Natural Food International
$1837.hk
Recap » $1837.hk is ‘on-trend’ selling healthy snacks and food, mostly via e-commerce and social media channels. The free float is very limited as founder/CEO Mr. Zhang Zejun and his family (including his wife, Chairman Ms. Gui Changqing) own 42.49% of the company, and PepsiCo owns 25.88%.
It is very odd for an on-trend staples company with high ROIC and strong FCF generation to be as cheap as it is. Perhaps investors just do not realize how good the business is. The ROIC’s have been around 20%. Investors may have overlooked that because profit margins are not that high. The ROIC strength is driven much more from low capital intensity.
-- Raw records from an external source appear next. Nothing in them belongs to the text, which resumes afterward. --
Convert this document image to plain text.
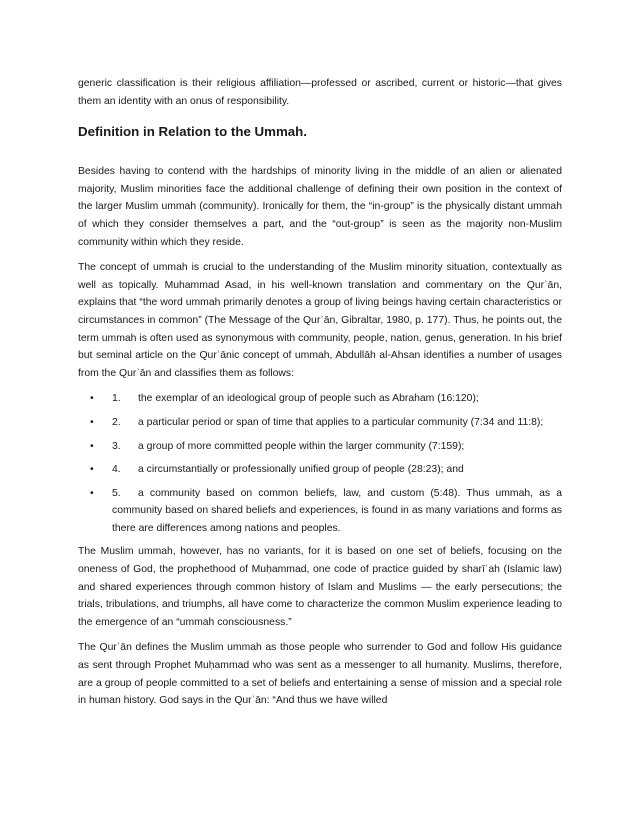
generic classification is their religious affiliation—professed or ascribed, current or historic—that gives them an identity with an onus of responsibility.

Definition in Relation to the Ummah.

Besides having to contend with the hardships of minority living in the middle of an alien or alienated majority, Muslim minorities face the additional challenge of defining their own position in the context of the larger Muslim ummah (community). Ironically for them, the “in-group” is the physically distant ummah of which they consider themselves a part, and the “out-group” is seen as the majority non-Muslim community within which they reside.

The concept of ummah is crucial to the understanding of the Muslim minority situation, contextually as well as topically. Muhammad Asad, in his well-known translation and commentary on the Qurʾān, explains that “the word ummah primarily denotes a group of living beings having certain characteristics or circumstances in common” (The Message of the Qurʾān, Gibraltar, 1980, p. 177). Thus, he points out, the term ummah is often used as synonymous with community, people, nation, genus, generation. In his brief but seminal article on the Qurʾānic concept of ummah, Abdullāh al-Ahsan identifies a number of usages from the Qurʾān and classifies them as follows:

• 1. the exemplar of an ideological group of people such as Abraham (16:120);
• 2. a particular period or span of time that applies to a particular community (7:34 and 11:8);
• 3. a group of more committed people within the larger community (7:159);
• 4. a circumstantially or professionally unified group of people (28:23); and
• 5. a community based on common beliefs, law, and custom (5:48). Thus ummah, as a community based on shared beliefs and experiences, is found in as many variations and forms as there are differences among nations and peoples.

The Muslim ummah, however, has no variants, for it is based on one set of beliefs, focusing on the oneness of God, the prophethood of Muḥammad, one code of practice guided by sharīʿah (Islamic law) and shared experiences through common history of Islam and Muslims — the early persecutions; the trials, tribulations, and triumphs, all have come to characterize the common Muslim experience leading to the emergence of an “ummah consciousness.”

The Qurʾān defines the Muslim ummah as those people who surrender to God and follow His guidance as sent through Prophet Muḥammad who was sent as a messenger to all humanity. Muslims, therefore, are a group of people committed to a set of beliefs and entertaining a sense of mission and a special role in human history. God says in the Qurʾān: “And thus we have willed
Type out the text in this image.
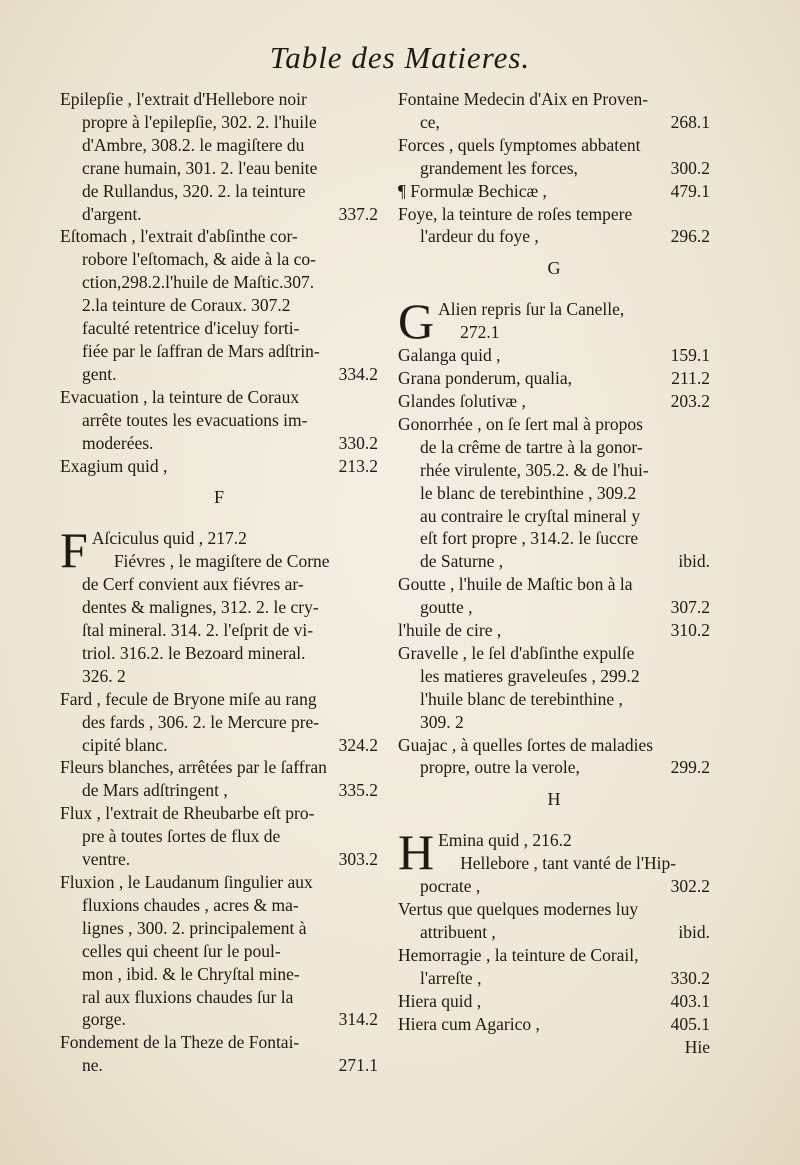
Table des Matieres.
Epilepſie , l'extrait d'Hellebore noir
propre à l'epilepſie, 302. 2. l'huile
d'Ambre, 308.2. le magiſtere du
crane humain, 301. 2. l'eau benite
de Rullandus, 320. 2. la teinture
d'argent.	337.2
Eſtomach , l'extrait d'abſinthe cor-
robore l'eſtomach, & aide à la co-
ction,298.2.l'huile de Maſtic.307.
2.la teinture de Coraux. 307.2
faculté retentrice d'iceluy forti-
fiée par le ſaffran de Mars adſtrin-
gent.	334.2
Evacuation , la teinture de Coraux
arrête toutes les evacuations im-
moderées.	330.2
Exagium quid ,	213.2
F
F Aſciculus quid , 217.2
Fiévres , le magiſtere de Corne
de Cerf convient aux fiévres ar-
dentes & malignes, 312. 2. le cry-
ſtal mineral. 314. 2. l'eſprit de vi-
triol. 316.2. le Bezoard mineral.
326. 2
Fard , fecule de Bryone miſe au rang
des fards , 306. 2. le Mercure pre-
cipité blanc.	324.2
Fleurs blanches, arrêtées par le ſaffran
de Mars adſtringent ,	335.2
Flux , l'extrait de Rheubarbe eſt pro-
pre à toutes ſortes de flux de
ventre.	303.2
Fluxion , le Laudanum ſingulier aux
fluxions chaudes , acres & ma-
lignes , 300. 2. principalement à
celles qui cheent ſur le poul-
mon , ibid. & le Chryſtal mine-
ral aux fluxions chaudes ſur la
gorge.	314.2
Fondement de la Theze de Fontai-
ne.	271.1
Fontaine Medecin d'Aix en Proven-
ce,	268.1
Forces , quels ſymptomes abbatent
grandement les forces,	300.2
¶ Formulæ Bechicæ ,	479.1
Foye, la teinture de roſes tempere
l'ardeur du foye ,	296.2
G
G Alien repris ſur la Canelle,
272.1
Galanga quid ,	159.1
Grana ponderum, qualia,	211.2
Glandes ſolutivæ ,	203.2
Gonorrhée , on ſe ſert mal à propos
de la crême de tartre à la gonor-
rhée virulente, 305.2. & de l'hui-
le blanc de terebinthine , 309.2
au contraire le cryſtal mineral y
eſt fort propre , 314.2. le ſuccre
de Saturne ,	ibid.
Goutte , l'huile de Maſtic bon à la
goutte ,	307.2
l'huile de cire ,	310.2
Gravelle , le ſel d'abſinthe expulſe
les matieres graveleuſes , 299.2
l'huile blanc de terebinthine ,
309. 2
Guajac , à quelles ſortes de maladies
propre, outre la verole,	299.2
H
H Emina quid , 216.2
Hellebore , tant vanté de l'Hip-
pocrate ,	302.2
Vertus que quelques modernes luy
attribuent ,	ibid.
Hemorragie , la teinture de Corail,
l'arreſte ,	330.2
Hiera quid ,	403.1
Hiera cum Agarico ,	405.1
Hie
The current share price basically only reflects the net cash position. Partner PepsiCo bought shares at about 4x!! the current stock price, as Dabao recently pointed out. From what I can tell, I see two key reasons for the absurd low valuation. First of all, dividend distributions have been irregular since the covid pandemic, with no dividends in 2020, nor in 2022, despite the communicated 20-40% dividend payout policy, a very strong net cash balance, and over HKD 600m in distributable reserves. Is the company just being conservative, or is there something else at play? In any case, the retained profits have led to the Retained profits reserve improving from a HKD 8.9m negative balance in 2020, to a positive balance of HKD 193m at year-end 2022, Moreover, with 2023 looking like a record year for profitability and the end of the covid pandemic, it is difficult to come up with reasons for the company to withhold even more money from shareholders. I do expect the company to start distributing dividends again, for whatever that is worth. Secondly, there has been a transformational shift in the business. $1837 used to mostly sell via off-line concessionary corners, an economic model with high gross margins and high selling, general & administrative expenses due to commission expenses. This sales channel has been under a lot of pressure, probably exacerbated by the pandemic. I can imagine that this has created a negative perception with investors. Notably, $1837 has experienced wonderful growth through e-commerce and social media channels. These new channels now account for the majority of overall revenues, 55% mix in the past 12 months.